Object Caching
Object caching involves storing database queries and, when enabled on your website, it can help speed up PHP execution times, reduce the load on your database, and deliver content to your visitors faster.
Storing database query results is helpful so that the next time a result is needed, it can be served from the cache without having to repeatedly query the database. Content management systems like WordPress are naturally — and heavily — dependent on the database. As such, database efficiency is crucial to scaling CMS-driven websites.
If you run a high-traffic site and requests to your pages generate a large number of database queries, your server can quickly become overwhelmed, in turn negatively affecting your site’s performance. So when object caching is enabled on your site, it can help ease the load on your database and server and deliver queries faster.
Websites are generally viewed hundreds, thousands, or sometimes even millions of times per month. Normally, each time a browser requests a web page, the server has to do a bunch of complex (and time consuming) calculations. It retrieves the latest posts, generates the header and footer, finds your site’s sidebar widgets, and so on. However, in many cases, the result of all these calculations will be exactly the same. Wouldn’t it be great, then, if we could simply make the server remember the final result, instead of processing each request separately? This is exactly what caching does!

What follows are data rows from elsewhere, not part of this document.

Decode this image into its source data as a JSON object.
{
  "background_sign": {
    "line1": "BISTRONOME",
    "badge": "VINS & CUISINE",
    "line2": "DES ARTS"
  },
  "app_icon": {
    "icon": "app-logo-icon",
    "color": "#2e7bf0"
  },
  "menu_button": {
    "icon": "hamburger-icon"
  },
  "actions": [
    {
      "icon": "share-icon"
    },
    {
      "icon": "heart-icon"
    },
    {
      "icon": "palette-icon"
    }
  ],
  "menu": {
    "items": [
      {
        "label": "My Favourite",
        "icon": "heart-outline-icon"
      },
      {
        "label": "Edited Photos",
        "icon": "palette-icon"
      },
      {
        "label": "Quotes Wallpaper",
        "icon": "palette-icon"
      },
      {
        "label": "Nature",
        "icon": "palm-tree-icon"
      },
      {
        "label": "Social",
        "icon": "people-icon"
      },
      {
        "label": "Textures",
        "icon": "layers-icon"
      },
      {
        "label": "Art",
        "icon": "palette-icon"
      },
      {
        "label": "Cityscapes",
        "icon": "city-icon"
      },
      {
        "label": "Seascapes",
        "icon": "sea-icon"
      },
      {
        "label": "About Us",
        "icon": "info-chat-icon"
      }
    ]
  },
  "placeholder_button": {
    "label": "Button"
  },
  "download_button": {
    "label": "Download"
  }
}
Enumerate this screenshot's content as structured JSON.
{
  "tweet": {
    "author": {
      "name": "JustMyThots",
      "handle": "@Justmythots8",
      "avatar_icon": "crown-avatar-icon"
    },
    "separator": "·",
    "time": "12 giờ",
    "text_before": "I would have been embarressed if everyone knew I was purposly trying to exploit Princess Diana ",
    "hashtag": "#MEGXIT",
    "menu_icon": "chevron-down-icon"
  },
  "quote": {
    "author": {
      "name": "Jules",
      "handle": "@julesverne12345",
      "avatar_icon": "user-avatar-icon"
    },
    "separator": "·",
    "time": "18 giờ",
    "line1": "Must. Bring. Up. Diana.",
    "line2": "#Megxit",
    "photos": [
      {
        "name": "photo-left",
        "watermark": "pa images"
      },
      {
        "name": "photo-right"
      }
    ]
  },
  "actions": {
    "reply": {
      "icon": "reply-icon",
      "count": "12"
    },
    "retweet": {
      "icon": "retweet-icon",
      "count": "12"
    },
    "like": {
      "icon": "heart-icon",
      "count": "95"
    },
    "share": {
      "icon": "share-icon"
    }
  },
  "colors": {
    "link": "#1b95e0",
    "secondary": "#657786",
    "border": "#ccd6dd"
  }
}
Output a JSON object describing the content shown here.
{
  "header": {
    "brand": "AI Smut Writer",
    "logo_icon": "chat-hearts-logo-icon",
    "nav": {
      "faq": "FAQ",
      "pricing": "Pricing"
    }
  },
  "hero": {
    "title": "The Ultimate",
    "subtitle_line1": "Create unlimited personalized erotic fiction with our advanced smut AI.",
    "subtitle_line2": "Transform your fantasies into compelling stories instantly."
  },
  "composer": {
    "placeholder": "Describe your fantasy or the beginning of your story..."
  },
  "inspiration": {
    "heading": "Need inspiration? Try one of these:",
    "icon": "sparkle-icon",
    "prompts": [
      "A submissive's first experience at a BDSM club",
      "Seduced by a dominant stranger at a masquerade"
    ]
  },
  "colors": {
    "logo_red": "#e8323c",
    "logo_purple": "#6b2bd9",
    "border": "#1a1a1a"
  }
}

It’s easiest to understand the caching process by looking at how a page is served. Let’s say you own a blog with caching enabled. The first time someone visits your homepage they receive the page in the normal way: The request is received, processed on the server, and the resulting web page to be shown is turned into an HTML file and sent to the visitor’s web browser.
Since caching is turned on, the server stores this HTML file — usually within its ‘random access memory’ (or RAM), which is extremely fast. The next time you, or anyone else, views the homepage, the server doesn’t need to do the processing and conversion to HTML. Instead, it simply sends the already prepared HTML file to the browser.
That all sounds great, but what if you have caching turned on and then publish a new post? Won’t the new post be outside of the cache and therefore invisible to site visitors? Well, all properly set up caching systems can deal with such scenarios. A caching system doesn’t just consist of the mechanism to store prepared HTML files, it also has a way to empty the cache (and then regenerate it) when specific conditions (such as the publishing of new content) are met.